De Hand van de Meester (V)
Jef Van Ranst over struktuur, organizatie en de schoonheid van de eenvoud.
Jef Van Ranst, mede-oprichter van het architektenbureau Storme, Storkebaum & Van Ranst, is een jonge vijftiger. Na zijn architektuurstudies behaalde hij een MBA-diploma aan het managementinstituut Insead in Fontainebleau. Hij liep stage bij de grote Walter Gropius in Boston en was stafmedewerker bij Sobema tussen 1970 en 1972.
Hij ken het bedrijfsleven door en door, wat hem toch niet belet een architekt te zijn in de volledige betekenis van het woord : de man met grafiet aan de handen en zand aan de schoenen.
– IMMOTRENDS. Wat is specifiek aan een opdracht uit de bedrijfswereld ?
– JEF VAN RANST. Elk bedrijf heeft een onuitgesproken bedrijfskultuur, een filozofie en een sfeer. Deze elementen worden vaak bepaald door het produkt dat de onderneming vervaardigt.
Vele bedrijven werken met opzet aan die bedrijfskultuur. Ze willen zich als dynamisch en/of solide profileren, de kreativiteit van de medewerkers aanmoedigen of precies in toom houden. Vaak gebeurt dit bewust, soms ook onbewust. Bedrijven kunnen ook psychisch ziek worden. Na de slepende ziekte van mediamagnaat Robert Maxwell waren zijn ondernemingen ziek : de sfeer was weg, van bedrijfskultuur was geen sprake meer.

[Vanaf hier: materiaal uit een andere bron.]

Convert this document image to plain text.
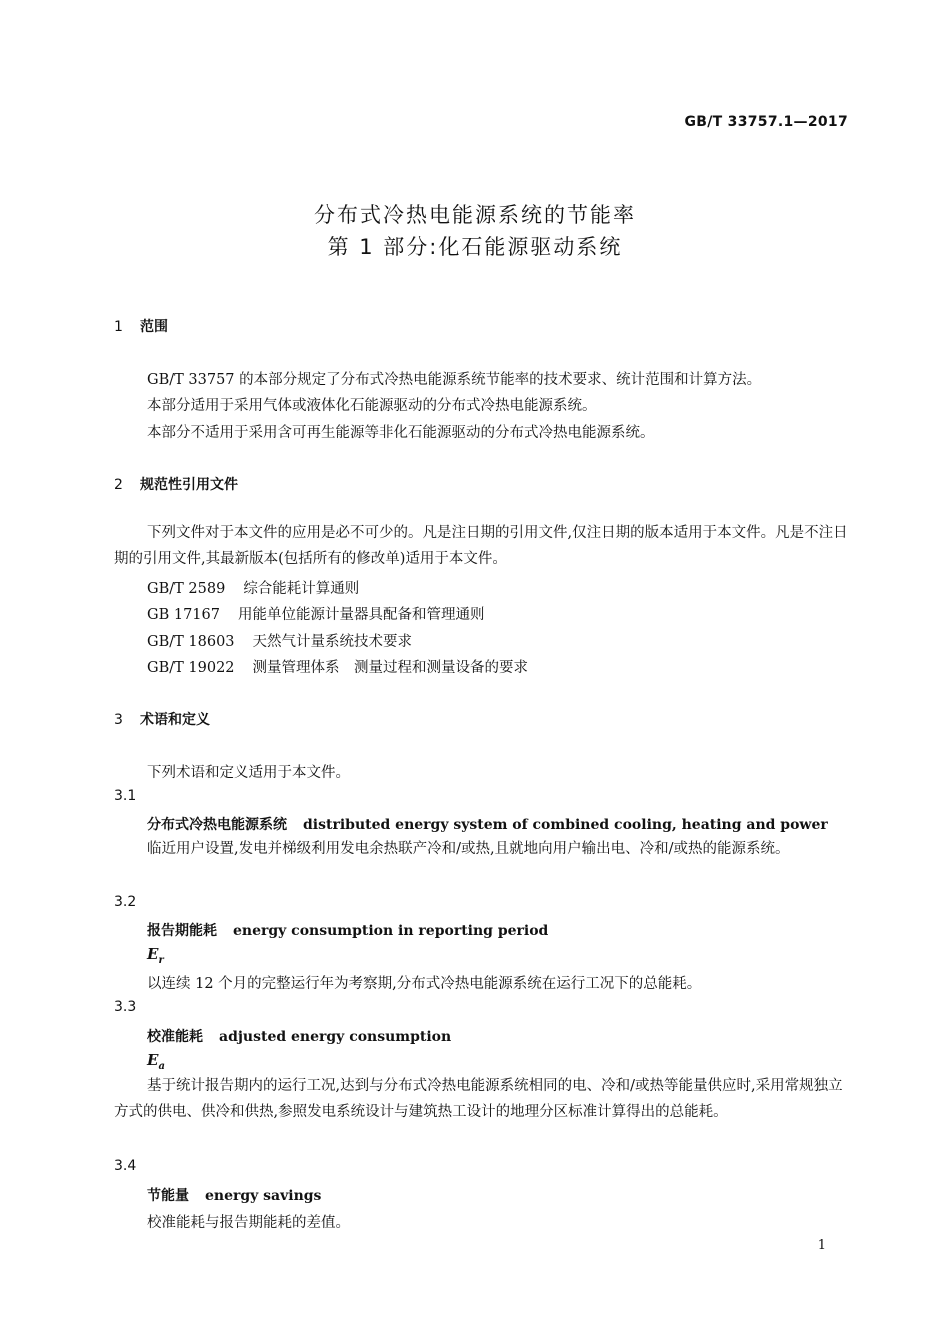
GB/T 33757.1—2017
分布式冷热电能源系统的节能率
第 1 部分:化石能源驱动系统
1 范围
GB/T 33757 的本部分规定了分布式冷热电能源系统节能率的技术要求、统计范围和计算方法。
本部分适用于采用气体或液体化石能源驱动的分布式冷热电能源系统。
本部分不适用于采用含可再生能源等非化石能源驱动的分布式冷热电能源系统。
2 规范性引用文件
下列文件对于本文件的应用是必不可少的。凡是注日期的引用文件,仅注日期的版本适用于本文件。凡是不注日期的引用文件,其最新版本(包括所有的修改单)适用于本文件。
GB/T 2589 综合能耗计算通则
GB 17167 用能单位能源计量器具配备和管理通则
GB/T 18603 天然气计量系统技术要求
GB/T 19022 测量管理体系　测量过程和测量设备的要求
3 术语和定义
下列术语和定义适用于本文件。
3.1
分布式冷热电能源系统 distributed energy system of combined cooling, heating and power
临近用户设置,发电并梯级利用发电余热联产冷和/或热,且就地向用户输出电、冷和/或热的能源系统。
3.2
报告期能耗 energy consumption in reporting period
$E_r$
以连续 12 个月的完整运行年为考察期,分布式冷热电能源系统在运行工况下的总能耗。
3.3
校准能耗 adjusted energy consumption
$E_a$
基于统计报告期内的运行工况,达到与分布式冷热电能源系统相同的电、冷和/或热等能量供应时,采用常规独立方式的供电、供冷和供热,参照发电系统设计与建筑热工设计的地理分区标准计算得出的总能耗。
3.4
节能量 energy savings
校准能耗与报告期能耗的差值。
1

De architekt staat voor de uitdaging zijn ontwerp te doen aansluiten bij de psychologie en de filozofie van het bedrijf. Als hij de bedrijfssfeer kan aanvoelen, werkt de architekt als een hand in een handschoen. De sfeer aanvoelen is dus van het allergrootste belang, het begin van een suksesvolle samenwerking tussen architekt en bedrijf. Zoiets vraagt natuurlijk veel tijd. De architekt moet beginnen met te luisteren naar zijn opdrachtgever.
– Krijgt hij dan wel het verhaal te horen van de man die de beslissingen neemt ? Of praat hij met een tussenpersoon ? In grote bedrijven worden bouwopdrachten toch vaak gedelegeerd ?
– Ik probeer met zoveel mogelijk mensen te praten. Het is typisch voor grotere bedrijven dat de topdirektie deze gesprekken zelf voert. Dus de mensen die achteraf ook de beslissingen nemen.
Bouwen is een aangelegenheid die buiten de routine valt. Topmanagers houden zich bezig met de uitzonderlijke zaken binnen hun bedrijf. Bouwen is daar een voorbeeld van. Dikwijls vormen de bouwjaren de mooiste periode uit hun loopbaan. Veel topmanagers zien de realizatie van hun gebouw als de konsekratie van hun sukses in het bedrijfsleven.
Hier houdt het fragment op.